Par déclaration en date du 27 mars 2018, M. J... et Mme S... E... épouse J... ont relevé appel de ce jugement. Aux termes de leurs conclusions transmises le 25septembre 2018, ils demandent à la cour de :

- infirmer en toutes ses dispositions le jugement rendu le 27 février 2018 par le tribunal d'instance de Courbevoie et statuant de nouveau,

- dire que la législation applicable aux rapports locatifs de M. et Mme J... avec la société Logis Transports est la législation de droit commun aux baux d'habitation du secteur privé marché libre et singulièrement les dispositions d'ordre public de la loi n° 89-462 du 6 juillet 1989,

- dire en conséquence que ledit bail n'est pas soumis à la législation HLM,

- dire que Mme D... a été nommée aux fonctions de directrice générale de la société Logis Transports selon délibération du conseil d'administration de cette dernière en date du 28juin 2013,

- dire que le procès-verbal de ladite délibération n'a été déposé au greffe du tribunal de commerce de Paris que le 13 octobre 2014,

- dire en conséquence que la désignation de Mme D... aux fonctions de directrice générale de la société Logis Transports n'est opposable aux tiers qu'à compter du 13 octobre 2014,

- dire que les offres de relogement et le congé pour démolir ont été signifiés par huissier à M. et Mme J... les 7 et 12 mars 2014, 5 mai 2014, 16 et 19 juin 2014, 31 juillet 2014, 16 septembre 2014, 2 et 10 octobre 2014, 'à la requête de la société Logis Transports prise en la personne de Mme M... D..., Directrice Générale',

en conséquence,

- prononcer la nullité de l'intégralité desdites offres de relogement, dont celle valant congé pour démolir, en ce qu'elles ont été signifiées d'une part, en application de la législation HLM et d'autre part, avant le 13 octobre 2014 « à la requête de la société Logis Transports prise en la personne de Mme D..., directrice générale »,

- dire que les offres de relogement violent la législation d'ordre public régissant les actes d'huissiers de justice,

- dire que ces violations constituent des violations de fond,

- dire subsidiairement, qu'au cas de violations de forme, elles causent un grief à M. et Mme J...,

en conséquence,

- prononcer de plus fort la nullité de l'intégralité des offres de relogement signifiées à l'encontre de M. et Mme J...,

subsidiairement,

- dire inopposables à M. et Mme J... et dans tous les cas dépourvues de toute effectivité envers ces derniers, l'intégralité desdites offres de relogement, dont celle valant congé pour démolir,

dans tous les cas,

- dire que M. et Mme J... bénéficient du droit d'exercer son droit de préemption,

- dire que les articles L. 443-15 -I, L. 442-6 du code de la construction et de l'habitation et 13 bis de la loi du 1er septembre 1948 ne sont pas applicables au présent cas d'espèce,

- dire que M. et Mme J... ne sont pas déchus de leur droit de demeurer dans les lieux loués,

- dire que M. et Mme J... ne sont pas occupants sans droit ni titre desdits lieux,

- dire qu'aucun congé ne leur est opposable,

- dire n'y avoir lieu à ordonner l'expulsion de M. et Mme J... et des occupants de leur chef,

- débouter la société Logis Transports de l'ensemble de ses demandes, en tous leurs chefs et moyens,

- condamner la société Logis Transports à payer à M. et Mme J... une somme de 5.000 euros à titre d'indemnité pour frais irrépétibles, en application de l'article 700 du code de procédure civile,

- condamner la société Logis Transports aux entiers dépens, que Me Lafon, avocat au Barreau de Versailles, pourra recouvrer directement en application de l'article 699 du code de procédure civile.

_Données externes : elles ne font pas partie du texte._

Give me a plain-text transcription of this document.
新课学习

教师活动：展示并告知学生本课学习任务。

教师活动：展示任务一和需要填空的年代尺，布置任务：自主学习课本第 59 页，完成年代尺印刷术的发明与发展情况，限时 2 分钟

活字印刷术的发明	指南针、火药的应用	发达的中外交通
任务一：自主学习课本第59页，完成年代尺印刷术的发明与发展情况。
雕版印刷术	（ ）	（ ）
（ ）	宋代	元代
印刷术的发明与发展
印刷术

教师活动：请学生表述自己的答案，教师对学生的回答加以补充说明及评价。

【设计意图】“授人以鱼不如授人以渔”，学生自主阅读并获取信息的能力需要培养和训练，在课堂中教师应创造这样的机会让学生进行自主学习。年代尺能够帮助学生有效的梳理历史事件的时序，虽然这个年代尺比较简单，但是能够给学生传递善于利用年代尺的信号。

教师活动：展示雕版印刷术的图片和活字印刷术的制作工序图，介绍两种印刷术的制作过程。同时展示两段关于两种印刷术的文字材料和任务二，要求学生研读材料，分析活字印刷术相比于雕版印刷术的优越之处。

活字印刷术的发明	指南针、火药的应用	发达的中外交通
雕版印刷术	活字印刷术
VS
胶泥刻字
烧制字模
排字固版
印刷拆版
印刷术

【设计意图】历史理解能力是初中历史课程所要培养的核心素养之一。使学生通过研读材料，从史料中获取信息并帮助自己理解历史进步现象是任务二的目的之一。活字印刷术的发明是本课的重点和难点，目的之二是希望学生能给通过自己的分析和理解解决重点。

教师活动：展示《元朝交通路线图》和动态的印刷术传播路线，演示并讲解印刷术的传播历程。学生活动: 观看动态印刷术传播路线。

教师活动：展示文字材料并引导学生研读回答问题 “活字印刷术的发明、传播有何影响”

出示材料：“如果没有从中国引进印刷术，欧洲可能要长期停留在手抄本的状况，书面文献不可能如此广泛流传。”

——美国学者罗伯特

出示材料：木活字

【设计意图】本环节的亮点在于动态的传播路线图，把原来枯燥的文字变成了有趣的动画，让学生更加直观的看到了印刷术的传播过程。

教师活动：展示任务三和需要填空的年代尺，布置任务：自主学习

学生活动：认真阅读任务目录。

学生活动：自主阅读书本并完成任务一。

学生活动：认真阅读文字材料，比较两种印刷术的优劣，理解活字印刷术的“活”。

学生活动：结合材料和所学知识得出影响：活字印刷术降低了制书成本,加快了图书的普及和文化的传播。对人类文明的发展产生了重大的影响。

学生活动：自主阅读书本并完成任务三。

Aux termes de ses conclusions transmises le 26 septembre 2018, la société Logis Transports demande à la cour de :

- la recevoir en ses conclusions d'intimée, la dire bien fondée,

- confirmer le jugement dont appel en toutes ses dispositions, sauf en ce qu'il a constaté que M. et Mme J... avaient bénéficié d'un délai de 28 mois, (qui constitue une erreur matérielle, relative au calcul des délais obtenus de fait),

statuant à nouveau,

- constater que M. et Mme J... avaient bénéficié d'un délai de plus de 39 mois pour se maintenir indûment dans les locaux donnés à bail, le 27 février 2018,

et si besoin était,

-rectifier l'erreur matérielle affectant le jugement du 27 février 2018 (R 11-15-0471), afin qu'il soit précisé que M. et Mme J... avaient bénéficié d'un délai de 39 mois pour se maintenir indûment dans les locaux donnés à bail le 27 février 2018,

en tout état de cause,

- débouter M. et Mme J... de l'intégralité de leurs demandes, fins et conclusions,

- condamner M. et Mme J... à payer à la société Logis Transports la somme de 6.000 euros au titre de l'article 700 du code de procédure civile,

- condamner M. et Mme J... au paiement des entiers dépens de la présente instance, qui seront recouvrés par Me Minault, avocat au Barreau de Versailles, conformément à l'article 699 du code de procédure civile.

La clôture de l'instruction a été prononcée le 27 septembre 2018.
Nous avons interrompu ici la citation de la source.